Do WE truly believe that?

It’s kind of ironic how (for most things in this life) we tend to grow from a state of not understanding what’s good for us to a state of greater understanding –  a state of being aware why we need to do certain things and refrain from other things in order to have the best life possible.  Yet, often when it comes to spiritual things, the things of God, we sometimes do the exact opposite.  And so, for many of us we loosen our grip on these holy things with each passing year. You try to think back.  For many of us our youth was filled with big, selfless dreams about changing the world and caring for the less fortunate and sacrificing for the good of others and making a real and lasting difference in our lives and in our world.

But with time, many of us drift from that perspective.  We begin telling ourselves that it’s because we now know what the “real” world demands.  And that’s the master we often start serving – the one that makes sure our worldly needs are met before all else.  We pursue these things endlessly (sometimes, exclusively) and then pass them to the next generation, who does the same thing, and so on and so on – in the service of – only God knows – what exactly?

Love your enemies . . . . . . Turn the other cheek . . . . . . Forgive seventy times seven times . . . . . . . . Lay down your life for your friends . . . Go the extra mile . . . . . . and so on.

These are precisely the words that are “Spirit and life”, words that can help us be “fully alive”, words that if taken to heart and truly lived out, will help us live life in the only way worth living, the way God created us to live, and died to  save us and show us the power of that kind of love.  And that takes faith.

My friends, today is a challenge for each of us. It’s  an invitation to look deep within and examine to what degree we are really on board with what Jesus is asking of us.  Can we echo the words of Joshua from our First Reading, and truly mean them?

“As for me and my household, we will serve the Lord.”

Or do we think that our way is better?  Do we think the world’s way is better?

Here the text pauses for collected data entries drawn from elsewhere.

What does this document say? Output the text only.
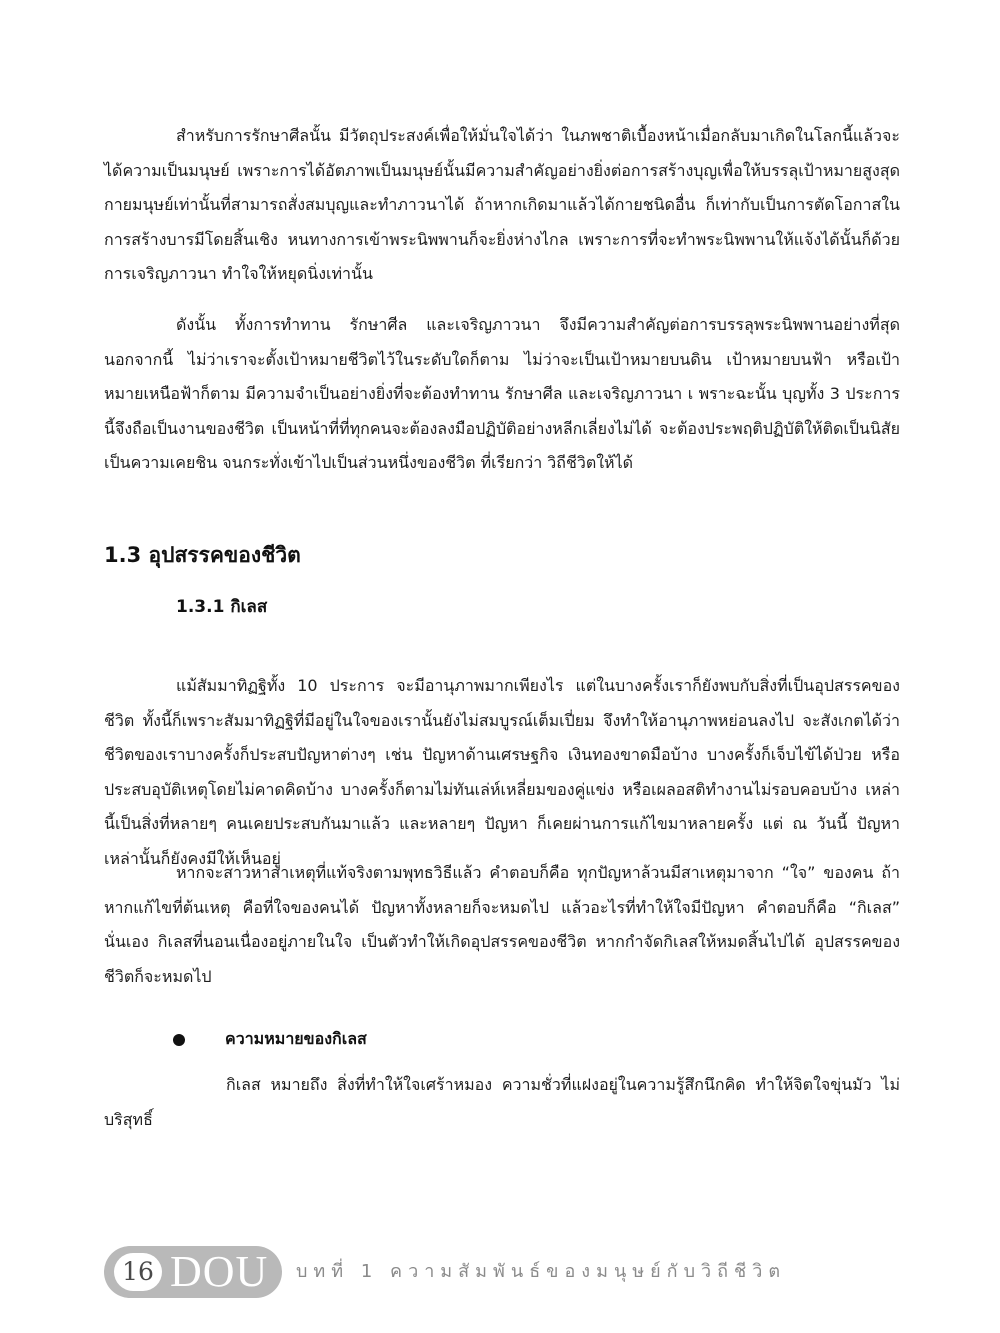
สำหรับการรักษาศีลนั้น มีวัตถุประสงค์เพื่อให้มั่นใจได้ว่า ในภพชาติเบื้องหน้าเมื่อกลับมาเกิดในโลกนี้แล้วจะได้ความเป็นมนุษย์ เพราะการได้อัตภาพเป็นมนุษย์นั้นมีความสำคัญอย่างยิ่งต่อการสร้างบุญเพื่อให้บรรลุเป้าหมายสูงสุด กายมนุษย์เท่านั้นที่สามารถสั่งสมบุญและทำภาวนาได้ ถ้าหากเกิดมาแล้วได้กายชนิดอื่น ก็เท่ากับเป็นการตัดโอกาสในการสร้างบารมีโดยสิ้นเชิง หนทางการเข้าพระนิพพานก็จะยิ่งห่างไกล เพราะการที่จะทำพระนิพพานให้แจ้งได้นั้นก็ด้วยการเจริญภาวนา ทำใจให้หยุดนิ่งเท่านั้น

ดังนั้น ทั้งการทำทาน รักษาศีล และเจริญภาวนา จึงมีความสำคัญต่อการบรรลุพระนิพพานอย่างที่สุด นอกจากนี้ ไม่ว่าเราจะตั้งเป้าหมายชีวิตไว้ในระดับใดก็ตาม ไม่ว่าจะเป็นเป้าหมายบนดิน เป้าหมายบนฟ้า หรือเป้าหมายเหนือฟ้าก็ตาม มีความจำเป็นอย่างยิ่งที่จะต้องทำทาน รักษาศีล และเจริญภาวนา เ พราะฉะนั้น บุญทั้ง 3 ประการนี้จึงถือเป็นงานของชีวิต เป็นหน้าที่ที่ทุกคนจะต้องลงมือปฏิบัติอย่างหลีกเลี่ยงไม่ได้ จะต้องประพฤติปฏิบัติให้ติดเป็นนิสัย เป็นความเคยชิน จนกระทั่งเข้าไปเป็นส่วนหนึ่งของชีวิต ที่เรียกว่า วิถีชีวิตให้ได้

1.3 อุปสรรคของชีวิต
1.3.1 กิเลส

แม้สัมมาทิฏฐิทั้ง 10 ประการ จะมีอานุภาพมากเพียงไร แต่ในบางครั้งเราก็ยังพบกับสิ่งที่เป็นอุปสรรคของชีวิต ทั้งนี้ก็เพราะสัมมาทิฏฐิที่มีอยู่ในใจของเรานั้นยังไม่สมบูรณ์เต็มเปี่ยม จึงทำให้อานุภาพหย่อนลงไป จะสังเกตได้ว่าชีวิตของเราบางครั้งก็ประสบปัญหาต่างๆ เช่น ปัญหาด้านเศรษฐกิจ เงินทองขาดมือบ้าง บางครั้งก็เจ็บไข้ได้ป่วย หรือประสบอุบัติเหตุโดยไม่คาดคิดบ้าง บางครั้งก็ตามไม่ทันเล่ห์เหลี่ยมของคู่แข่ง หรือเผลอสติทำงานไม่รอบคอบบ้าง เหล่านี้เป็นสิ่งที่หลายๆ คนเคยประสบกันมาแล้ว และหลายๆ ปัญหา ก็เคยผ่านการแก้ไขมาหลายครั้ง แต่ ณ วันนี้ ปัญหาเหล่านั้นก็ยังคงมีให้เห็นอยู่

หากจะสาวหาสาเหตุที่แท้จริงตามพุทธวิธีแล้ว คำตอบก็คือ ทุกปัญหาล้วนมีสาเหตุมาจาก “ใจ” ของคน ถ้าหากแก้ไขที่ต้นเหตุ คือที่ใจของคนได้ ปัญหาทั้งหลายก็จะหมดไป แล้วอะไรที่ทำให้ใจมีปัญหา คำตอบก็คือ “กิเลส” นั่นเอง กิเลสที่นอนเนื่องอยู่ภายในใจ เป็นตัวทำให้เกิดอุปสรรคของชีวิต หากกำจัดกิเลสให้หมดสิ้นไปได้ อุปสรรคของชีวิตก็จะหมดไป

ความหมายของกิเลส

กิเลส หมายถึง สิ่งที่ทำให้ใจเศร้าหมอง ความชั่วที่แฝงอยู่ในความรู้สึกนึกคิด ทำให้จิตใจขุ่นมัว ไม่บริสุทธิ์

16 DOU	บทที่ 1 ความสัมพันธ์ของมนุษย์กับวิถีชีวิต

We don’t really have a choice.  We’re going to wind up serving somebody, one way or another – whether we want to or not.   Who will that someone be?

A Short Story

Do we stand for God?

A group of Christians gathered for a secret prayer meeting in Russia, at the height of the persecution of all Christian churches. Suddenly the door was broken by the boot of a soldier. He entered the room and faced the people with a gun in his hand. They all feared for the worst. He spoke. “If there’s anyone who doesn’t really believe in Jesus, then, get out now while you have a chance.” There was a rush to the door. A small group remained – those who had committed themselves to Jesus, and who were never prepared to run from Him. The soldier closed the door after others have run away, and once again, he stood in front of those who remained, gun poised. Finally, a smile appeared on his face, as he turned to leave the room, and he whispered “Actually, I too believe in Jesus, and you’re much better off without those hypocrites!”